Inspect the audit chain
mnemos history --kind=claim cl_a # every state change with reason
mnemos verify cl_a # re-check against source events
mnemos export --kind=lesson # YAML-frontmatter markdown for review
Wrap LangGraph, CrewAI, or any MCP-compatible agent
Mnemos doubles as the audit substrate beneath any AI agent. Each
node-or-step posts one event keyed to a single run_id;
the full reasoning chain is one HTTP call away weeks later.
cd examples/refund_triage_langgraph
pip install -r requirements.txt
python agent.py --customer-id CUST-42 --amount 245.00
curl -s "http://localhost:7777/v1/events?run_id=<run-id>" | jq
The example wires raw HTTP, no SDK — four lines per node get you a
defensible audit trail. Source:
examples/refund_triage_langgraph/.
FAQ
Questions teams ask before they replace hosted memory
Do I need an LLM API key to start?
No. Ingest, extraction, contradiction detection, evidence linking, and replay work offline. Add an LLM later for grounded natural-language answers.
Can we keep data fully in our environment?

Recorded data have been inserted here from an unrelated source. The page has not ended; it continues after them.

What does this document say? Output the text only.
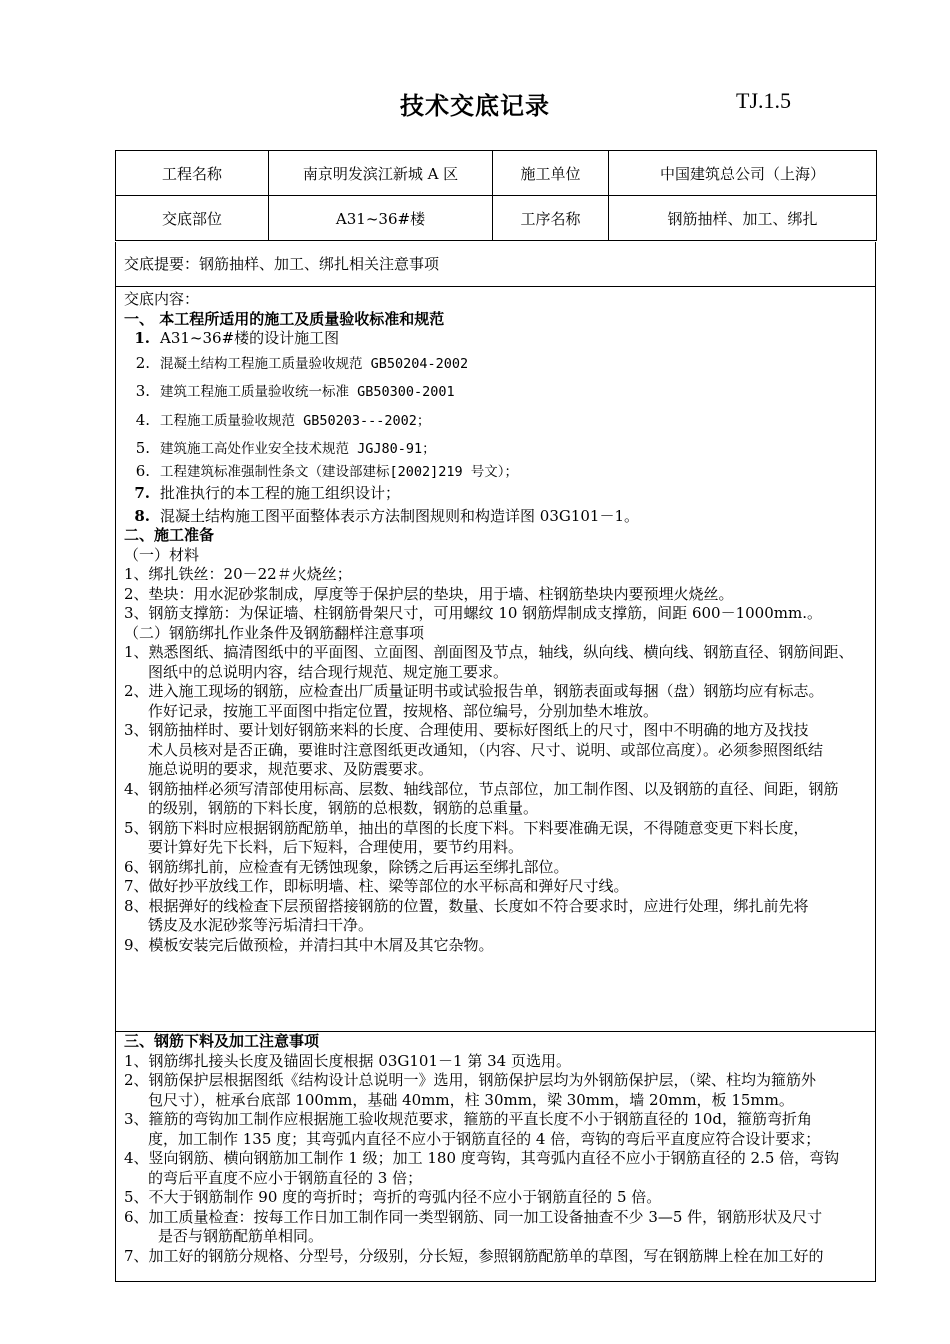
技术交底记录	TJ.1.5
工程名称	南京明发滨江新城 A 区	施工单位	中国建筑总公司（上海）
交底部位	A31~36#楼	工序名称	钢筋抽样、加工、绑扎
交底提要：钢筋抽样、加工、绑扎相关注意事项
交底内容：
一、 本工程所适用的施工及质量验收标准和规范
1. A31~36#楼的设计施工图
2. 混凝土结构工程施工质量验收规范 GB50204-2002
3. 建筑工程施工质量验收统一标准 GB50300-2001
4. 工程施工质量验收规范 GB50203---2002；
5. 建筑施工高处作业安全技术规范 JGJ80-91；
6. 工程建筑标准强制性条文（建设部建标[2002]219 号文）；
7. 批准执行的本工程的施工组织设计；
8. 混凝土结构施工图平面整体表示方法制图规则和构造详图 03G101－1。
二、施工准备
（一）材料
1、绑扎铁丝：20－22＃火烧丝；
2、垫块：用水泥砂浆制成，厚度等于保护层的垫块，用于墙、柱钢筋垫块内要预埋火烧丝。
3、钢筋支撑筋：为保证墙、柱钢筋骨架尺寸，可用螺纹 10 钢筋焊制成支撑筋，间距 600－1000mm.。
（二）钢筋绑扎作业条件及钢筋翻样注意事项
1、熟悉图纸、搞清图纸中的平面图、立面图、剖面图及节点，轴线，纵向线、横向线、钢筋直径、钢筋间距、
图纸中的总说明内容，结合现行规范、规定施工要求。
2、进入施工现场的钢筋，应检查出厂质量证明书或试验报告单，钢筋表面或每捆（盘）钢筋均应有标志。
作好记录，按施工平面图中指定位置，按规格、部位编号，分别加垫木堆放。
3、钢筋抽样时、要计划好钢筋来料的长度、合理使用、要标好图纸上的尺寸，图中不明确的地方及找技
术人员核对是否正确，要谁时注意图纸更改通知，（内容、尺寸、说明、或部位高度）。必须参照图纸结
施总说明的要求，规范要求、及防震要求。
4、钢筋抽样必须写清部使用标高、层数、轴线部位，节点部位，加工制作图、以及钢筋的直径、间距，钢筋
的级别，钢筋的下料长度，钢筋的总根数，钢筋的总重量。
5、钢筋下料时应根据钢筋配筋单，抽出的草图的长度下料。下料要准确无误，不得随意变更下料长度，
要计算好先下长料，后下短料，合理使用，要节约用料。
6、钢筋绑扎前，应检查有无锈蚀现象，除锈之后再运至绑扎部位。
7、做好抄平放线工作，即标明墙、柱、梁等部位的水平标高和弹好尺寸线。
8、根据弹好的线检查下层预留搭接钢筋的位置，数量、长度如不符合要求时，应进行处理，绑扎前先将
锈皮及水泥砂浆等污垢清扫干净。
9、模板安装完后做预检，并清扫其中木屑及其它杂物。
三、钢筋下料及加工注意事项
1、钢筋绑扎接头长度及锚固长度根据 03G101－1 第 34 页选用。
2、钢筋保护层根据图纸《结构设计总说明一》选用，钢筋保护层均为外钢筋保护层，（梁、柱均为箍筋外
包尺寸），桩承台底部 100mm，基础 40mm，柱 30mm，梁 30mm，墙 20mm，板 15mm。
3、箍筋的弯钩加工制作应根据施工验收规范要求，箍筋的平直长度不小于钢筋直径的 10d，箍筋弯折角
度，加工制作 135 度；其弯弧内直径不应小于钢筋直径的 4 倍，弯钩的弯后平直度应符合设计要求；
4、竖向钢筋、横向钢筋加工制作 1 级；加工 180 度弯钩，其弯弧内直径不应小于钢筋直径的 2.5 倍，弯钩
的弯后平直度不应小于钢筋直径的 3 倍；
5、不大于钢筋制作 90 度的弯折时；弯折的弯弧内径不应小于钢筋直径的 5 倍。
6、加工质量检查：按每工作日加工制作同一类型钢筋、同一加工设备抽查不少 3—5 件，钢筋形状及尺寸
是否与钢筋配筋单相同。
7、加工好的钢筋分规格、分型号，分级别，分长短，参照钢筋配筋单的草图，写在钢筋牌上栓在加工好的
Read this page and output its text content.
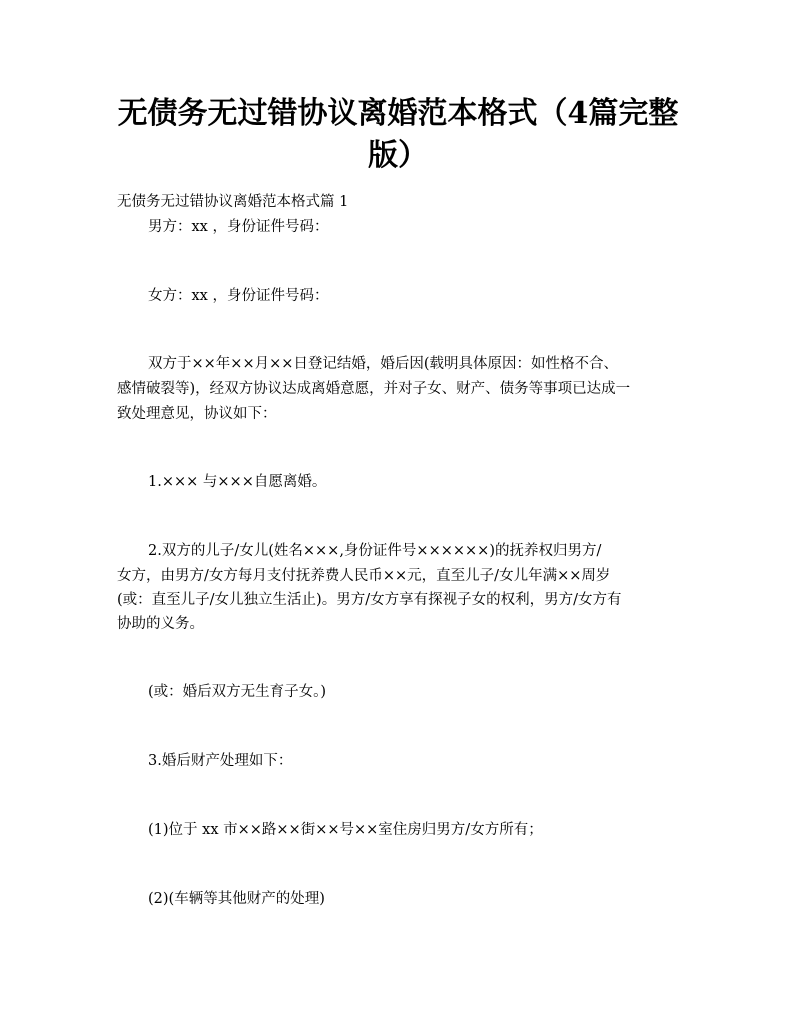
无债务无过错协议离婚范本格式（4篇完整
版）
无债务无过错协议离婚范本格式篇 1
男方：xx ，身份证件号码：
女方：xx ，身份证件号码：
双方于××年××月××日登记结婚，婚后因(载明具体原因：如性格不合、
感情破裂等)，经双方协议达成离婚意愿，并对子女、财产、债务等事项已达成一
致处理意见，协议如下：
1.××× 与×××自愿离婚。
2.双方的儿子/女儿(姓名×××,身份证件号××××××)的抚养权归男方/
女方，由男方/女方每月支付抚养费人民币××元，直至儿子/女儿年满××周岁
(或：直至儿子/女儿独立生活止)。男方/女方享有探视子女的权利，男方/女方有
协助的义务。
(或：婚后双方无生育子女。)
3.婚后财产处理如下：
(1)位于 xx 市××路××街××号××室住房归男方/女方所有；
(2)(车辆等其他财产的处理)
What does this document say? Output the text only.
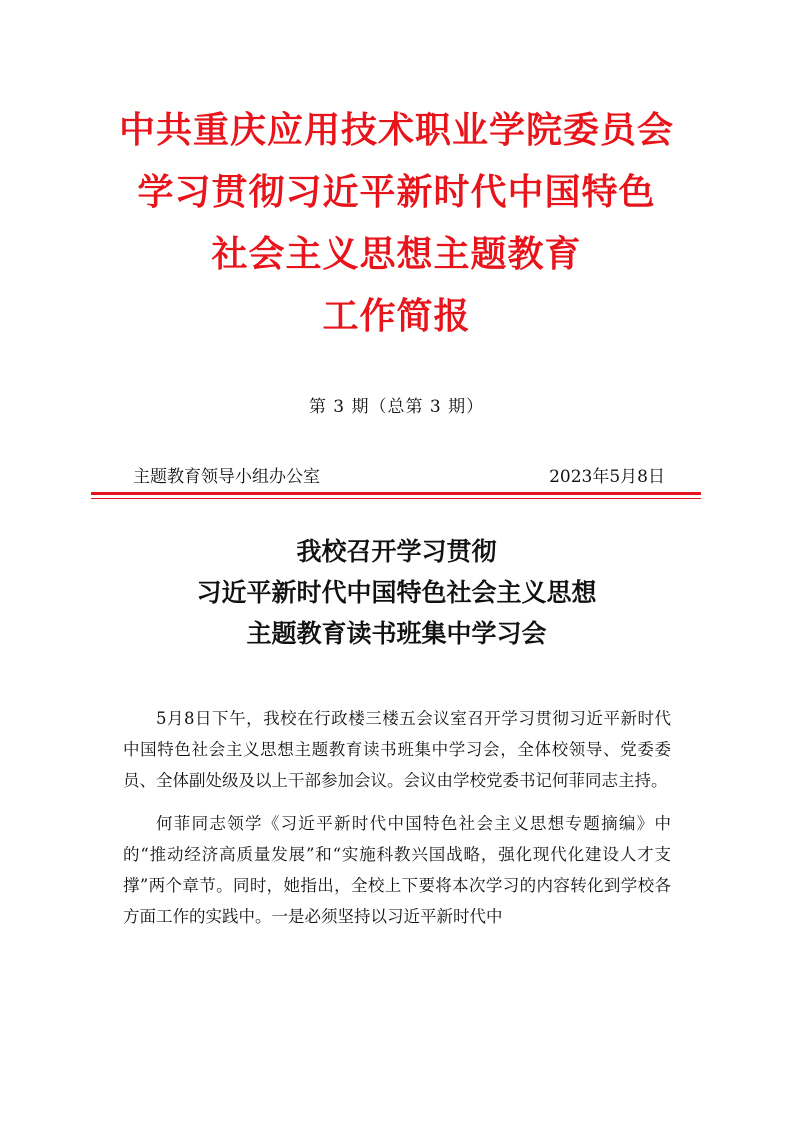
中共重庆应用技术职业学院委员会
学习贯彻习近平新时代中国特色
社会主义思想主题教育
工作简报
第 3 期（总第 3 期）
主题教育领导小组办公室	2023年5月8日
我校召开学习贯彻
习近平新时代中国特色社会主义思想
主题教育读书班集中学习会

5月8日下午，我校在行政楼三楼五会议室召开学习贯彻习近平新时代中国特色社会主义思想主题教育读书班集中学习会，全体校领导、党委委员、全体副处级及以上干部参加会议。会议由学校党委书记何菲同志主持。

何菲同志领学《习近平新时代中国特色社会主义思想专题摘编》中的“推动经济高质量发展”和“实施科教兴国战略，强化现代化建设人才支撑”两个章节。同时，她指出，全校上下要将本次学习的内容转化到学校各方面工作的实践中。一是必须坚持以习近平新时代中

Yes. Mnemos is self-hosted. You choose backend and network boundaries. Nothing requires vendor cloud by default.
How hard is migration from a hosted memory API?
Most teams start by dual-writing events for one workflow, validate replay/audit quality, then switch reads after confidence checks pass.
What is the operational burden?
Single Go binary, SQLite by default. Move to Postgres/MySQL/libSQL when you need shared infra and stronger operational controls.